BAGRAM, Afghanistan — U.S. Defense Secretary Robert Gates said Monday that both the U.S. and Afghan governments agree the American military should remain involved in Afghanistan after the planned 2014 end of combat operations to help train and advise Afghan forces.
"Obviously it would be a small fraction of the presence that we have today, but I think we're willing to do that," Gates told a group of U.S. troops at Bagram air field, which is headquarters for U.S. and NATO forces in eastern Afghanistan. "My sense is, they (Afghan officials) are interested in having us do that."
A soldier asked Gates about a long-term military presence, and Gates noted that Washington and Kabul have recently begun negotiating a security partnership. He mentioned no details. He was to meet later in the day with Afghan President Hamid Karzai.
Gates is at the start of a two-day visit with U.S. troops, allied commanders and Afghan leaders to gauge war progress as the Obama administration moves toward crucial decisions on reducing troop levels.

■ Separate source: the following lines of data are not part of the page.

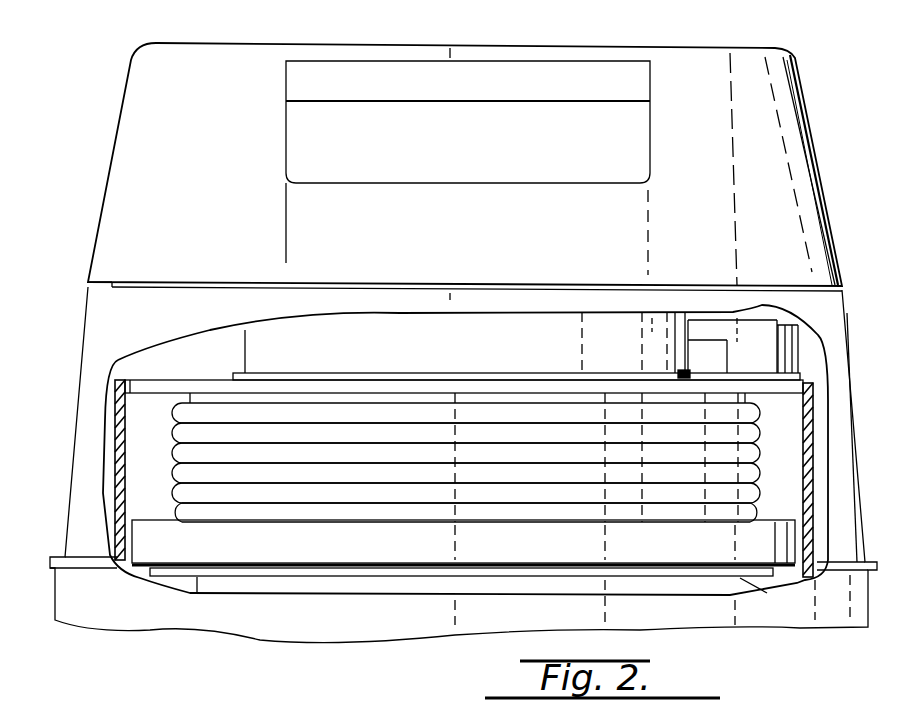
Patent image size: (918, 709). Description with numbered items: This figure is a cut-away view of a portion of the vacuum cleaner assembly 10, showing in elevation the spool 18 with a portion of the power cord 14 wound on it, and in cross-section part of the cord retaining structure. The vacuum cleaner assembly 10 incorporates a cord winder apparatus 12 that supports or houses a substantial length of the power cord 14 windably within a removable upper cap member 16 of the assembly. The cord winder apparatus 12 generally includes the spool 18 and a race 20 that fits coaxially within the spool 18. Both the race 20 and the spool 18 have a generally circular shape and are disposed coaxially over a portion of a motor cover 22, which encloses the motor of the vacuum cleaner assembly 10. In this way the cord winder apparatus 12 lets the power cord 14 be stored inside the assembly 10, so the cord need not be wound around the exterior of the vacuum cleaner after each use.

The vacuum cleaner assembly 10 is at (467, 321).
The cord winder apparatus 12 is at (812, 344).
The power cord 14 is at (162, 430).
The removable upper cap member 16 is at (113, 147).
The spool 18 is at (163, 385).
The race 20 is at (688, 375).
The motor cover 22 is at (242, 340).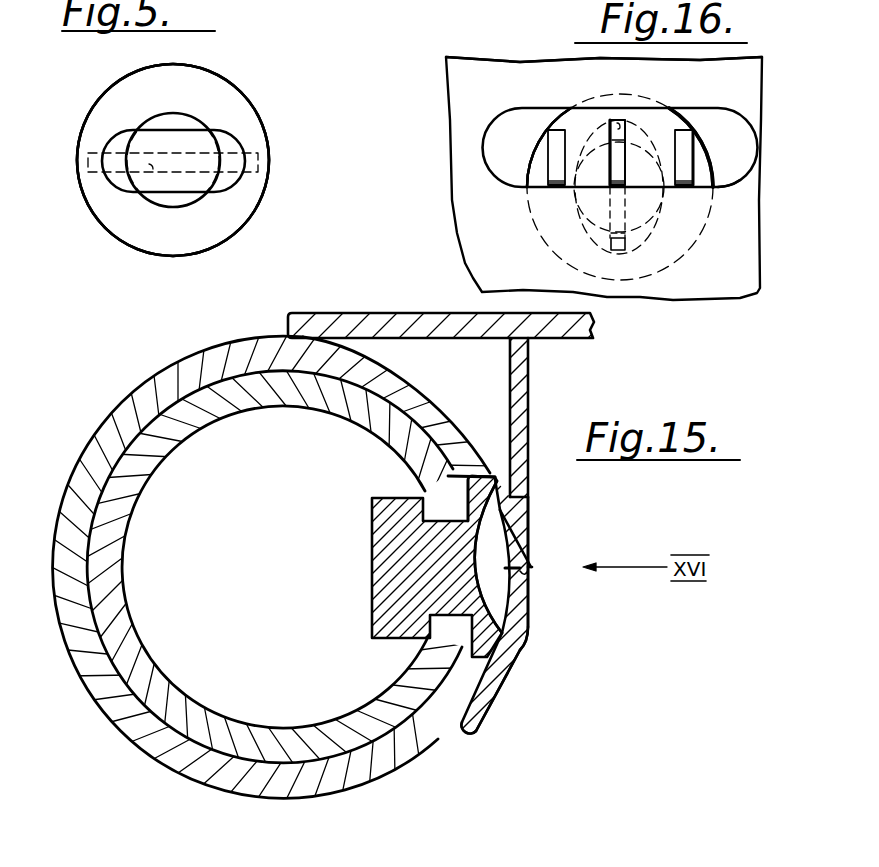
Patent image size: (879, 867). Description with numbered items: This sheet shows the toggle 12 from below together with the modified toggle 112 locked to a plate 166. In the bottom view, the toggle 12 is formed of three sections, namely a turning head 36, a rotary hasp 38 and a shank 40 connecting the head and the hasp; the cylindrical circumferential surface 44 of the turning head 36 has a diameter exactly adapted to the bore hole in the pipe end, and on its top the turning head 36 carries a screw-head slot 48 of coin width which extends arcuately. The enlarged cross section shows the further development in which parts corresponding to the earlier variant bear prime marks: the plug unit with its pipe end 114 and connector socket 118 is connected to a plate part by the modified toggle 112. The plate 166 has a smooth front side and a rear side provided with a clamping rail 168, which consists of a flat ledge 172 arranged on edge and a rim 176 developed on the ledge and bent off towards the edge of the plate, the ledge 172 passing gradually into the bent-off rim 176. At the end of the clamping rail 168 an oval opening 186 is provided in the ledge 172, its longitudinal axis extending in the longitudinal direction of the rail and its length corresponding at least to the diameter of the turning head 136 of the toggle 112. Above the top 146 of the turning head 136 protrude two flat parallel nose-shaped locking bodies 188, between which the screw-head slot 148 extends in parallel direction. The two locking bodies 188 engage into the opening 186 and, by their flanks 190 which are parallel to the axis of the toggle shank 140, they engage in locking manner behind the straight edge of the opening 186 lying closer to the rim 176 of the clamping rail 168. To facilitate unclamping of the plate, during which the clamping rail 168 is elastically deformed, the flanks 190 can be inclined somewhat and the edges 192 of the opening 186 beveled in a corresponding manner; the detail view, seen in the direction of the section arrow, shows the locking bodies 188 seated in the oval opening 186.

Gates planned to travel to eastern and southern portions of Afghanistan, the areas most fiercely contested by the Taliban insurgency.
Defense Department spokesman Geoff Morrell told reporters flying with the Pentagon chief from Washington that Gates wants to get a first-hand feel for changes on the ground since he last was in Afghanistan in December.
The U.S. is committed to beginning a troop withdrawal in July. But the size and scope of the pullback will depend on the degree of progress toward handing off full control to the shaky Afghan government.
Morrell said Gates expects to hear from troops and commanders that U.S. and NATO strategy is making important progress against the relentless Taliban, who are thought to be gearing up for a spring offensive.